Format for the secrets

Until now, we didn’t specify what should be the format of the request. We described how from a single secret name format, we could use different providers to “read” the secret. Similarly as for the providers, this doesn’t need to be answered by this document, because the implementation could be different. Nonetheless, I will recommend to use the JSON format.

First of all it’s a structured format that will allow you to support all potential secret type. Secondly, if you ever choose to move to a Key Management Service and use REST request, you will almost certainly use the JSON format.

Support of multiple providers at the same time

While the propose approach doesn’t prevent nor force implementation to support several providers, we can look at the advantages and disadvantages of doing so.

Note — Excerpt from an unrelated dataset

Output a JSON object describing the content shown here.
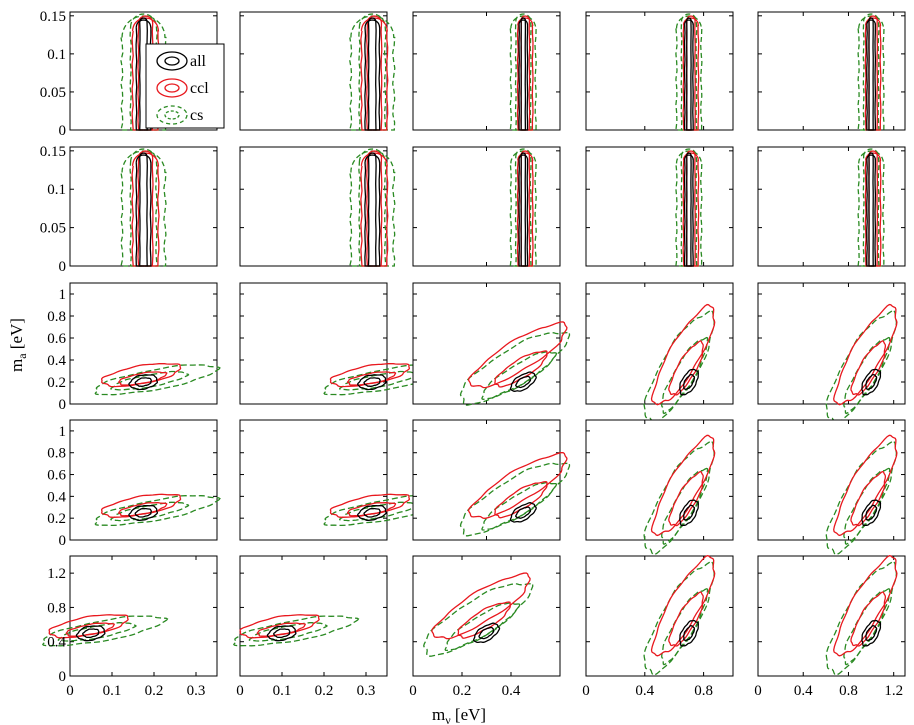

First of all, we can try to think of example where it would be useful. I have one very simple use cases in mind. Consider wanting to use a encrypted zip archive for secret provider as described earlier. I use the encrypted zip as an example, because it’s easier, but the main use case would be with a Key Management Service. This encrypted archive will need a password to be open. Where should this password live? Including it in the configuration files would go against the observations made earlier. This seem to be a case where a generalization to support multiple providers make sense. It’s not strictly necessary as an application could assume the file system provider, but it might not be too hard to support multiple providers in this case. One of the difficulty in this case is how do you specify which providers need to be used?

Conclusion

During this article we looked at several very concrete implementations of providers. The goal of this article isn’t to ask projects to implement those different providers and especially not to ask to implement all of them.

The main goal is to ask projects to never ask users to specify secrets in the configuration files. Instead, ask for the secret name and document how your provider work. In many case, a filesystem providers will be more than enough, because it’s easy for a tool to use their own provider to download files before installing or starting a 3rd party tool. In fact, tools that request secrets in the configuration file forces users to consider the all configuration file as a secret or to manually parser and re-write the configuration file.